Tucking the star into a leather hip housing, he picked up the pace. “We’re almost there.”
“Lore,” she said, catching up to him, “what did she say?”
He patted down his jacket and cursed. “I forgot my claw darts.” Silence stretched as he kept walking. Finally, a long, drawn-out sigh came from him. “I betrayed and abandoned her. It’s ugly, and I don’t like going back there.”
She grabbed his arm and forced him to stop. “Tell me you’ve apologized.”
He frowned down at her. “What’s it matter to you?”
“It’s just… if you don’t, you might never get the chance.
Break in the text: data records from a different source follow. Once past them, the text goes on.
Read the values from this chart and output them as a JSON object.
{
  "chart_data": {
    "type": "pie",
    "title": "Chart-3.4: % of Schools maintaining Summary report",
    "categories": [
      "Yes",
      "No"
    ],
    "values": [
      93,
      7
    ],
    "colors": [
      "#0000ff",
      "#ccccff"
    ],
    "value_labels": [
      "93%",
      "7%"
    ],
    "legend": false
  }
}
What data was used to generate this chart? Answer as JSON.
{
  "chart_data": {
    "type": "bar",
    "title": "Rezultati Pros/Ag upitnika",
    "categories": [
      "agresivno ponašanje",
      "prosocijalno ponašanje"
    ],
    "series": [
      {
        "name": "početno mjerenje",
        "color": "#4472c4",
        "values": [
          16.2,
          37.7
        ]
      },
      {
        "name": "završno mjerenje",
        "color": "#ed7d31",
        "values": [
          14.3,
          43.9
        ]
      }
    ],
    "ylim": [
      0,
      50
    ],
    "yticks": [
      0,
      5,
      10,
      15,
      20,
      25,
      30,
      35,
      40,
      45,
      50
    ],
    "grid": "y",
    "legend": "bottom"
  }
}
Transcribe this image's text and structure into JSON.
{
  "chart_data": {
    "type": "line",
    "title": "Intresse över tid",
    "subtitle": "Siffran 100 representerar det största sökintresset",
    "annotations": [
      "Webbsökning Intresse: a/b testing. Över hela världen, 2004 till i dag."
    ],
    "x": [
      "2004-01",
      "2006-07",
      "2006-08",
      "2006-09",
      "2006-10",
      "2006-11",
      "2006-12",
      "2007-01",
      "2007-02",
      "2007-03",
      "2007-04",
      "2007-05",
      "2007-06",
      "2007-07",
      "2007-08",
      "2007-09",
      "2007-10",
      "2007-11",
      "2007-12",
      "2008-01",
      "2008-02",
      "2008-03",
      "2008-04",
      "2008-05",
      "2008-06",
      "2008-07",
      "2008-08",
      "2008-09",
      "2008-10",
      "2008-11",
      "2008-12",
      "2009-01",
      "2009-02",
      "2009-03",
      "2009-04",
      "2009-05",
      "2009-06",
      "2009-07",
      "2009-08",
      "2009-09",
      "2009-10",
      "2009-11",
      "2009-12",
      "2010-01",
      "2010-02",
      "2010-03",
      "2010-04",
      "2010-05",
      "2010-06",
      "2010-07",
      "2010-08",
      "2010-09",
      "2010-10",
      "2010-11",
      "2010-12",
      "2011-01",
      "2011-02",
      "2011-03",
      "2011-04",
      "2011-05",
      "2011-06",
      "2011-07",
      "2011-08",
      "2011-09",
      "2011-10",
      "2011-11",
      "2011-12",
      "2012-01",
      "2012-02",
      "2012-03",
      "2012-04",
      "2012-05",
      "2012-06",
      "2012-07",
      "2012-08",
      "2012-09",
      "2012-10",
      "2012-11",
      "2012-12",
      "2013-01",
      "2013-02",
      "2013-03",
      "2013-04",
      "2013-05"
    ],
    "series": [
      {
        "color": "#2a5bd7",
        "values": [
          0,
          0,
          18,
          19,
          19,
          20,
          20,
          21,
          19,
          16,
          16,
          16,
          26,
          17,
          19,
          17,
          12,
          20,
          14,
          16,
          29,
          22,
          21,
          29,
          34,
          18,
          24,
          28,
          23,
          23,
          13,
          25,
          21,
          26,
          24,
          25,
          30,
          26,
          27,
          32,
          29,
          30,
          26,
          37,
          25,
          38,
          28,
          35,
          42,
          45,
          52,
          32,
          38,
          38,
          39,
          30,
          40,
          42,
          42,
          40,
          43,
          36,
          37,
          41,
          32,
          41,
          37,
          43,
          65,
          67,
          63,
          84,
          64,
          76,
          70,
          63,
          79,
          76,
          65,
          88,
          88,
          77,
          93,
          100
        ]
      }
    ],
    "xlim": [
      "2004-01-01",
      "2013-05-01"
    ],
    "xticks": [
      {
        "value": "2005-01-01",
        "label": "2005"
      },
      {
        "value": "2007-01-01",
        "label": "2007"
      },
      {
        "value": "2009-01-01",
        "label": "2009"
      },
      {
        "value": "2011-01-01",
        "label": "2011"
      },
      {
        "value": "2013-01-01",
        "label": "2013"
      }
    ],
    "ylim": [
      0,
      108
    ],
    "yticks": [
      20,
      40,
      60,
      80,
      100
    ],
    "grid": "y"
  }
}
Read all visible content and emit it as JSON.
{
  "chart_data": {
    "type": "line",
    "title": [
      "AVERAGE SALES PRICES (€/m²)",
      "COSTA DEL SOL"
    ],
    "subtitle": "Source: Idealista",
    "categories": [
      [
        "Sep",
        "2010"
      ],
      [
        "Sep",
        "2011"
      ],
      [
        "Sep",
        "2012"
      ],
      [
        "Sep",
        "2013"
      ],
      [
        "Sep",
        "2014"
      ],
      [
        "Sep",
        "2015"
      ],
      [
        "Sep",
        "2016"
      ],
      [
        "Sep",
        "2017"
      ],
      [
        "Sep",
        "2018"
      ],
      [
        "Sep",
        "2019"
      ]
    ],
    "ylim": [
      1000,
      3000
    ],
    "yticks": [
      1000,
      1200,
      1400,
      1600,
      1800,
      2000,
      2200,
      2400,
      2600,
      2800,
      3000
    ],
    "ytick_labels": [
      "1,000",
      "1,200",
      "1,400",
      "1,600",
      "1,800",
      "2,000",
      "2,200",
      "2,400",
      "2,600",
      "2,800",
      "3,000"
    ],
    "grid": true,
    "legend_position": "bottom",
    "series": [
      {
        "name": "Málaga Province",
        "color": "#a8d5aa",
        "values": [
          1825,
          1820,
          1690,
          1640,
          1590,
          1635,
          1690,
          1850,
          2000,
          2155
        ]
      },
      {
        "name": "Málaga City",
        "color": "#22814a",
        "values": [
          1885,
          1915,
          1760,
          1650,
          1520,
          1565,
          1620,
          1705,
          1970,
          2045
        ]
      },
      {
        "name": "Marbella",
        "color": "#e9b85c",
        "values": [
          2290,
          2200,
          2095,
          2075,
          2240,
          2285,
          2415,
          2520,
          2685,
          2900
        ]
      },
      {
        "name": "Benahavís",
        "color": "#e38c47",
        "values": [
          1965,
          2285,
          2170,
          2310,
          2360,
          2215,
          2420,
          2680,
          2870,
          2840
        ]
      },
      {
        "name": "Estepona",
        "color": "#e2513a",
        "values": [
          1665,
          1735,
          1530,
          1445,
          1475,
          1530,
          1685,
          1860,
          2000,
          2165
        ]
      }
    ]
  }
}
And you’ll regret it for the rest of your life.”
“You sound like you know something about that,” he murmured, but somehow she heard him over the growling earth and bone-chilling shrieks that came at them from all sides.
“I do.”
His eyes were in constant motion, alert and seeking out potential threats, but he also seemed to be making a conscious effort to not look at her. “She knows I’m sorry.”
“Are you sure about that?”
His frown deepened. “I’m paying for what I did every day of my life.”
“That’s not the same thing.”
“Trust me, it is.” Something screeched nearby, making her jump. “She knows.”
“How?”
“God, you’re persistent,” he muttered. She crossed her arms over her chest and started to tap her foot, but when the ground protested with a bark, she froze and decided she might make Lore carry her the rest of the way. “I’m an assassin because of her, okay? She got herself into trouble with Detharu thirty years ago, and she came to me. We hadn’t seen each other in about seventy-five years, which should tell you how desperate she was. He was planning to sell her into service at a blood gallery.”